In conclusion, we present a case of lytic reactivation of EBV infection associated
with a probable IgM kappa monoclonal gammopathy in the form of MPGN-Ig with type II
cryoglobulinemia-like features. The kidney disease failed to respond to glucocorticoid
therapy, which enhanced viral replication and exacerbated the glomerulopathy. Treatment
with a multi-dose rituximab regimen achieved a complete durable clinical, biochemical,
and hematological remission (Table 2). The co-occurrence of EBV infection, monoclonal
gammopathy, and the renal pathological findings as well as the parallel responses
to therapeutic interventions suggest that our case represent an MGRS. As in type II
cryoglobulinemic glomerulonephritic MGRS, the mechanism of renal injury is indirect,
and a circulating IgM kappa monoclonal protein cannot be found in about half of the
cases.S8
,
S9 The mounting evidence of the relationship between EBV and paraproteinemia provides
additional support.
Table 2
Teaching points
1.
Patients with GN including MPGN should be evaluated for underlying infections, auto-immune
diseases, and paraproteinemia.
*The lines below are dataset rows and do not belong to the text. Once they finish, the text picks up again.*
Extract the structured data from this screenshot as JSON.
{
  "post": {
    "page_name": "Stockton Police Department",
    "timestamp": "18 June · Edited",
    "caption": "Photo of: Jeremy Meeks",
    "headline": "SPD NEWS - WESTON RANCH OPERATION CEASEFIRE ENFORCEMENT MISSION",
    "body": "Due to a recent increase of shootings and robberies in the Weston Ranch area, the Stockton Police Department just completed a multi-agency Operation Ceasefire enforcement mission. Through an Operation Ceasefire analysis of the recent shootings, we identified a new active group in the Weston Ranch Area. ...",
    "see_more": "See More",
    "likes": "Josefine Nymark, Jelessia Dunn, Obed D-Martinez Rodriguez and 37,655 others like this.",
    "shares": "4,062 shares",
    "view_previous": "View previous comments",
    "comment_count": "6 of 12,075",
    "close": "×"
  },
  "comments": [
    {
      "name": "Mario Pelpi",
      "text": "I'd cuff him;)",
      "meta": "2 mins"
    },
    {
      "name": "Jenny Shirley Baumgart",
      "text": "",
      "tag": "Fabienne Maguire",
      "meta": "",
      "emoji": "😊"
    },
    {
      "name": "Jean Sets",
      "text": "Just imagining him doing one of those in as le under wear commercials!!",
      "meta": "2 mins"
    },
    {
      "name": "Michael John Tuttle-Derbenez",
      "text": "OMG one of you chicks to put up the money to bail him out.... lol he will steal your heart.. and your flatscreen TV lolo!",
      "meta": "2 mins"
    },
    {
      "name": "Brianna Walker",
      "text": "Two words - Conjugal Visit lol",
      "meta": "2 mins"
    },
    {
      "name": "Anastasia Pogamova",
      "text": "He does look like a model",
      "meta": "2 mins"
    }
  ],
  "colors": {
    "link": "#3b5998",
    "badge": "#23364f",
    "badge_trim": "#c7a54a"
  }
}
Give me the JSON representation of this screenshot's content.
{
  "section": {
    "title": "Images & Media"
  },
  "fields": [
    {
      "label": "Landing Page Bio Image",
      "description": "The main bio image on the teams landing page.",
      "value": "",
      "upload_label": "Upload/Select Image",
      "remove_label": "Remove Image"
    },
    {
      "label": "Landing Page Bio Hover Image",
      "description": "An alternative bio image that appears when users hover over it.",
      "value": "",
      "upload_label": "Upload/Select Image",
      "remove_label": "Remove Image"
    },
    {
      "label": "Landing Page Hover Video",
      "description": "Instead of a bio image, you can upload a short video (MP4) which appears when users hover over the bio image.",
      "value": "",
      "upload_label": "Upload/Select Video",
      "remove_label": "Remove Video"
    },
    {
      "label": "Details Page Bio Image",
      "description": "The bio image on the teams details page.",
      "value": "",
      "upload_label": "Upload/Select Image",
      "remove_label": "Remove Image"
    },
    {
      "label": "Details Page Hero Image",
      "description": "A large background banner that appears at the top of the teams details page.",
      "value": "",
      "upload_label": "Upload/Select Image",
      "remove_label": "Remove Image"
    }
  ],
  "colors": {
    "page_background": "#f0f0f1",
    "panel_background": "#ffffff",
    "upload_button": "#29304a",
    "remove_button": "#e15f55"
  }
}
If no secondary cause can be identified, it is labeled
as idiopathic.
2.
Treatment of secondary GN should be directed at the underlying etiology.
3.
EBV can cause GN by several mechanisms, including the transformation of B-lymphocytes, resulting
in the development of a monoclonal gammopathy and the subsequent formation of nephritogenic
immune complexes.
4.
The use of glucocorticoids and other immunosuppressive agents in infection-associated
GN can result in the exacerbation of the infection and worsening of the kidney disease.
5.
Rituximab, by depleting B-lymphocytes, has a unique role in the treatment of EBV-associated
pathology by clearing both the viremia and the pathogenic paraprotein-producing clone.
EBV, Epstein−Barr virus; GN, glomerulonephritis; MPGN, membrano-proliferative glomerulonephritis.
Disclosure
All the authors declared no competing interests.